Поворот, занимающий нас здесь и явившийся следствием Галилеевых открытий, часто правда тоже интерпретировался в смысле этих освященных традицией опрокидываний и тем самым в смысле европейской истории духа, но он в принципе другого рода. Убеждение, что объективной истины для человека не существует и что он способен понять лишь сделанное им самим, явилось результатом не какого-то гипотетического рассудочного скептицизма, а конкретного открытия; оно и ведет соответственно не к настроению резиньяции, а либо к отчаянию, либо же, наоборот, оно становится стимулом повышенной активности. Не просто какое-то различие степени отделяет старинное недоверие философов к миру и к человеку от утраты мира в новоевропейской философии, открывшей в саморефлексии сознание как то внутреннее чувство, в силу которого человек вместо воспринимаемого предмета воспринимает само чувственное восприятие и в этом восприятии восприятия, в осознании его актов видит вообще единственную гарантию действительности.
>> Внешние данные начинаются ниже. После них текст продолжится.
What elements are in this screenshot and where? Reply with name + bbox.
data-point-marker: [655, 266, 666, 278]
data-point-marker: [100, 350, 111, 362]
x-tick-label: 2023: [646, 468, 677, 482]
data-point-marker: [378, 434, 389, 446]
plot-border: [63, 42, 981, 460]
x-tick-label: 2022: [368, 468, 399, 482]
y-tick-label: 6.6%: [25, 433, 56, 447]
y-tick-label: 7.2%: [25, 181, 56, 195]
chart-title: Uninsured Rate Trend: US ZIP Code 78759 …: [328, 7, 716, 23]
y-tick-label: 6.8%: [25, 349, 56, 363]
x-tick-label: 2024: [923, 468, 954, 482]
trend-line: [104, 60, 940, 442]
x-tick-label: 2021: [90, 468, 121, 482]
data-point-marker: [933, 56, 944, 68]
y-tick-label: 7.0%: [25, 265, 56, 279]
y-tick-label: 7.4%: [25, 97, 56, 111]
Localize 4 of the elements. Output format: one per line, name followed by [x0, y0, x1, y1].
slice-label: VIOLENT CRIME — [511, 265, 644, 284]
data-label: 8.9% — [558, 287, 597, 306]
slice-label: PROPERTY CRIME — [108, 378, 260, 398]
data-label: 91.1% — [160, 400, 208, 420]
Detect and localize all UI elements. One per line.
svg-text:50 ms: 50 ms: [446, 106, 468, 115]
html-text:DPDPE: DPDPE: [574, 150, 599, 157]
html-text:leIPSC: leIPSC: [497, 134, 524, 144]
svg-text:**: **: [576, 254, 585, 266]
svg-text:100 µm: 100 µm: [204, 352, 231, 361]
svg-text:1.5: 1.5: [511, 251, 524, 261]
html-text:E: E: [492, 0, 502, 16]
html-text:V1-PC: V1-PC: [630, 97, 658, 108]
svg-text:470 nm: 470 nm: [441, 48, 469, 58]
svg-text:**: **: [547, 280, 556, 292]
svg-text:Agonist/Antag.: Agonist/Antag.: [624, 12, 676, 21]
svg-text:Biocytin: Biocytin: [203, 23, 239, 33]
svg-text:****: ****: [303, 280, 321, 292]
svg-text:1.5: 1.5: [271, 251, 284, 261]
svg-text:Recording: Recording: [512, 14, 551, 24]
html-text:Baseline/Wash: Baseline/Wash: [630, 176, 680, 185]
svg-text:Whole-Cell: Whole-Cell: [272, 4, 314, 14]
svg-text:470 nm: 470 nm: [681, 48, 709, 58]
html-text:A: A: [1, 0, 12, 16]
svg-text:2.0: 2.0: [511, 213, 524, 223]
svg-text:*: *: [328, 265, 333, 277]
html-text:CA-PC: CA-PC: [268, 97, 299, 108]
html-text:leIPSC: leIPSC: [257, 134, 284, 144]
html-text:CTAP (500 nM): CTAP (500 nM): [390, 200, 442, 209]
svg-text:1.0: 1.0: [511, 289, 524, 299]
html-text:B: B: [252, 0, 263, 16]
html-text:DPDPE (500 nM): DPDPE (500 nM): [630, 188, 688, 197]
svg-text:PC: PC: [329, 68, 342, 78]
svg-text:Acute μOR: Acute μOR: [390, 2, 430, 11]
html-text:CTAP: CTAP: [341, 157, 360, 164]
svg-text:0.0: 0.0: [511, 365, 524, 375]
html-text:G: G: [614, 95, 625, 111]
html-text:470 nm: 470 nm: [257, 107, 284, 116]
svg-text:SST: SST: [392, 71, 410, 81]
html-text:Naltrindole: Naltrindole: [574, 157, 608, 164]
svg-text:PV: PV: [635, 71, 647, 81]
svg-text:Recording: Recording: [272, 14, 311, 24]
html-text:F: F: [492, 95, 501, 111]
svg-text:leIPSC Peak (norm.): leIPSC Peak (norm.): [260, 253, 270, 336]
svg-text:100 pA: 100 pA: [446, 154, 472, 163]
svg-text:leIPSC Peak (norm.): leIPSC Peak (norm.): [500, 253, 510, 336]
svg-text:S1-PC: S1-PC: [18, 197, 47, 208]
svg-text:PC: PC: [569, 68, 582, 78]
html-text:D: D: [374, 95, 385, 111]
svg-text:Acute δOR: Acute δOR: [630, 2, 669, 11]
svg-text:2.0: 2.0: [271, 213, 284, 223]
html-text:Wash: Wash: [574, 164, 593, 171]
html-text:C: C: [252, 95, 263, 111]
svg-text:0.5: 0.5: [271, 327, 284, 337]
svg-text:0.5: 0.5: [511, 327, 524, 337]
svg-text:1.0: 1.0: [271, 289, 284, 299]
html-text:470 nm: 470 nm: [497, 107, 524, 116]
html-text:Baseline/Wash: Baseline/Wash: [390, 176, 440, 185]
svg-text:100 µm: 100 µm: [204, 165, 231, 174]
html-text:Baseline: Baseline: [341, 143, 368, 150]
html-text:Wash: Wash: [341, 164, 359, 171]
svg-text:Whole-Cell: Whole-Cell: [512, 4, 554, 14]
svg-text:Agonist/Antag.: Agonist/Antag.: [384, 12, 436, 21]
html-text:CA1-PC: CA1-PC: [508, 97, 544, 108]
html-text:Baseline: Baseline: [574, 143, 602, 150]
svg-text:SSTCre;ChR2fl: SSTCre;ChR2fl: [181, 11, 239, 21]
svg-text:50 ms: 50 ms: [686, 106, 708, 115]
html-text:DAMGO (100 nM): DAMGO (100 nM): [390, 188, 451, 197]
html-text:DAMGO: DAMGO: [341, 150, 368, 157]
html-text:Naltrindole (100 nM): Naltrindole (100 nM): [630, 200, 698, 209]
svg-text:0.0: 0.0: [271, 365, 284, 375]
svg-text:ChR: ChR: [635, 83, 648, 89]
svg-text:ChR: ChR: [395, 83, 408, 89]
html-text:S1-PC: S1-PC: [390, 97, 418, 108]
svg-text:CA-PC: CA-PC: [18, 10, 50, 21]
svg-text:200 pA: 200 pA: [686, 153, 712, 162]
Философ Нового времени уже не повертывается прочь от обманчивого, преходящего чувственного мира к некоему иному миру вечных истин, но уходит от обоих этих миров, соотв. от мира и от мировой данности вообще, внутрь к своей собственной интимности. И открываемое им в этой внутренней сфере есть опять же не какой-то образ или отобраз, чья устойчивость позволяет его наблюдать и созерцать, но, напротив, пребывающие в постоянной подвижности чувственные восприятия и реакции сознания вообще. Эти процессы ощущения и осознания становятся с семнадцатого века подлинным предметом философии, и не подлежит сомнению что в данной области чрезвычайное усилие саморефлексии уже принесло и продолжает приносить результаты, способные тягаться с науками пусть не по своей релевантности, но зато по своей точности. Эта новоявленная философская наука не метафизика в старом смысле, она состоит в основном из теории познания и психологии сознания; однако в немногих случаях, когда выходя за пределы этих наук о сознании картезианское сомнение осуществлялось во всей своей универсальности и радикальности – людьми подобными Паскалю, Кьеркегору и Ницше, – можно утверждать, что философы экспериментировали с самими собой и своим сознанием не менее последовательно и пожалуй еще бесстрашнее, чем естествоиспытатели с природой.